By Richard Laliberte
Emmy Hall was only 13 the first time she got high on "Vikes." She'd had a serious ear infection, and her doctor recommended Vicodin, a medicine commonly prescribed for severe pain. "I knew you could get high on it, but I'd never had temptation so close at hand," she says. Her mother, who had no reason not to trust Emmy, had stored the bottle in the medicine cabinet. "I popped two or three at first, then a couple more an hour later," Emmy recalls. "I got really loaded, but I figured doing 'Vikes' was harmless because they're legal." When a girlfriend urged her to try "Skittles" -- slang for over-the-counter cough and cold tablets -- Emmy was game. "The words kids use for drugs are cute and make you think of fun things like candy," she explains. "That makes you less tense about taking them. But once you start, you want to keep moving on to the next exciting thing."
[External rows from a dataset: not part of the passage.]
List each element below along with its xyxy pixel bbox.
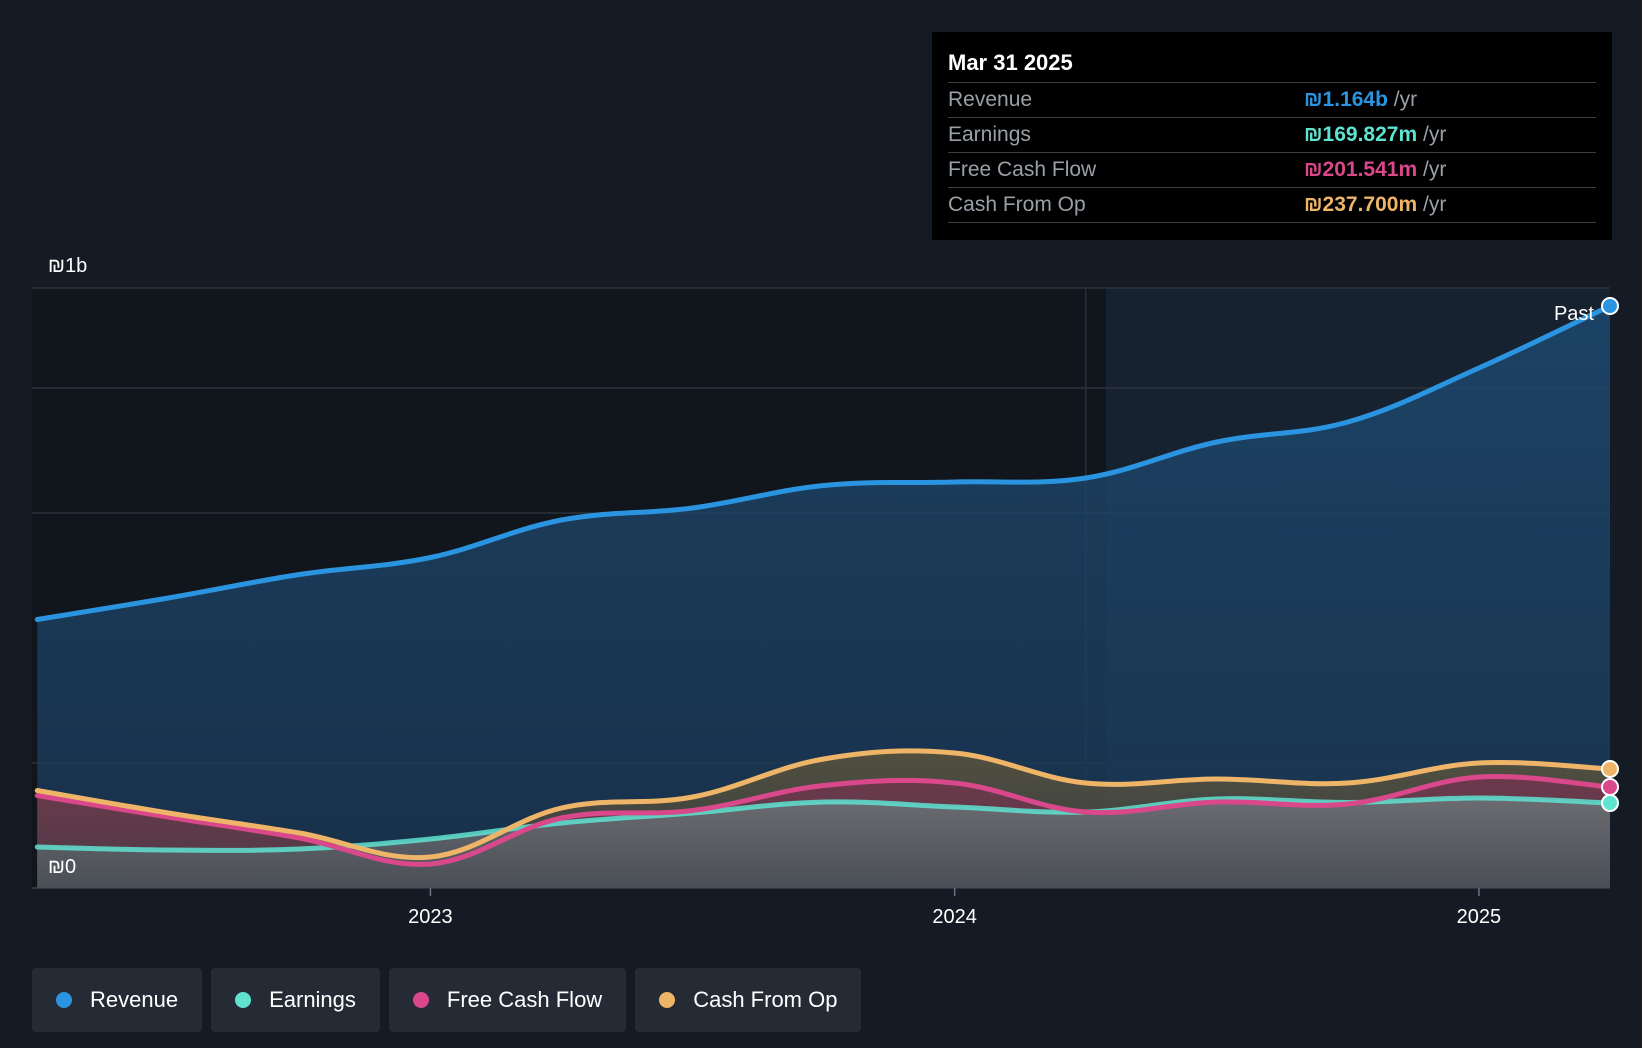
- tooltip-unit: /yr: [1423, 123, 1447, 146]
- point-cash-from-op: [1601, 760, 1619, 778]
- tooltip-label: Earnings: [948, 123, 1031, 146]
- tooltip-value: ₪169.827m /yr: [1304, 118, 1446, 152]
- point-earnings: [1601, 794, 1619, 812]
- legend-dot-icon: [235, 992, 252, 1008]
- legend-dot-icon: [659, 992, 676, 1008]
- tooltip-label: Revenue: [948, 88, 1033, 111]
- legend-item-free-cash-flow[interactable]: Free Cash Flow: [388, 968, 627, 1032]
- tooltip-value: ₪237.700m /yr: [1304, 188, 1446, 222]
- point-revenue: [1601, 297, 1619, 315]
- line-cash-from-op: [34, 748, 1613, 861]
- line-revenue: [34, 303, 1613, 622]
- legend-item-revenue[interactable]: Revenue: [32, 968, 203, 1032]
- tooltip-row-free-cash-flow: Free Cash Flow ₪201.541m /yr: [948, 153, 1596, 188]
- legend-dot-icon: [56, 992, 72, 1008]
- tooltip-row-earnings: Earnings ₪169.827m /yr: [948, 118, 1596, 153]
- line-free-cash-flow: [34, 774, 1613, 867]
- legend-label: Revenue: [90, 987, 179, 1012]
- tooltip-value-number: ₪237.700m: [1304, 193, 1418, 216]
- tooltip-unit: /yr: [1423, 158, 1447, 181]
- y-tick-label-zero: ₪0: [48, 856, 76, 878]
- x-tick-label: 2025: [1457, 906, 1502, 928]
- tooltip-row-cash-from-op: Cash From Op ₪237.700m /yr: [948, 188, 1596, 223]
- tooltip-label: Cash From Op: [948, 193, 1086, 216]
- past-label: Past: [1554, 303, 1594, 325]
- tooltip-unit: /yr: [1423, 193, 1447, 216]
- tooltip-value-number: ₪169.827m: [1304, 123, 1418, 146]
- tooltip-date: Mar 31 2025: [948, 46, 1596, 83]
- tooltip-value: ₪201.541m /yr: [1304, 153, 1446, 187]
- legend-item-earnings[interactable]: Earnings: [211, 968, 380, 1032]
- tooltip-label: Free Cash Flow: [948, 158, 1097, 181]
- x-tick-label: 2023: [408, 906, 453, 928]
- area-revenue: [37, 306, 1610, 888]
- legend-label: Cash From Op: [693, 987, 838, 1012]
- legend-item-cash-from-op[interactable]: Cash From Op: [635, 968, 862, 1032]
- tooltip-unit: /yr: [1393, 88, 1418, 111]
- y-tick-label-top: ₪1b: [48, 255, 87, 277]
- tooltip-value: ₪1.164b /yr: [1304, 83, 1417, 117]
- point-free-cash-flow: [1601, 778, 1619, 796]
- legend-label: Earnings: [269, 987, 356, 1012]
- legend-dot-icon: [412, 992, 429, 1008]
- legend: Revenue Earnings Free Cash Flow Cash Fro…: [32, 968, 862, 1032]
- x-tick-label: 2024: [932, 906, 977, 928]
- tooltip-row-revenue: Revenue ₪1.164b /yr: [948, 83, 1596, 118]
- tooltip-panel: Mar 31 2025 Revenue ₪1.164b /yr Earnings…: [932, 32, 1612, 240]
- legend-label: Free Cash Flow: [446, 987, 603, 1012]
- tooltip-value-number: ₪1.164b: [1304, 88, 1388, 111]
- tooltip-value-number: ₪201.541m: [1304, 158, 1418, 181]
For Emmy, "Skits" were the gateway to methamphetamines. The good girl who had attended a private religious school became a full-blown addict at 14 and repeatedly ran away from home, returning only when she needed money. Arrested for meth possession in 2004, she was placed in rehab, and after five hard months came back to Grants Pass, Oregon, where she's now a high school senior. "I'm blessed with family and friends who support me," says Emmy, 18. "But I still cry sometimes knowing that some of the girls I was in treatment with are back on the streets or dead -- and that I was one step away from the same fate."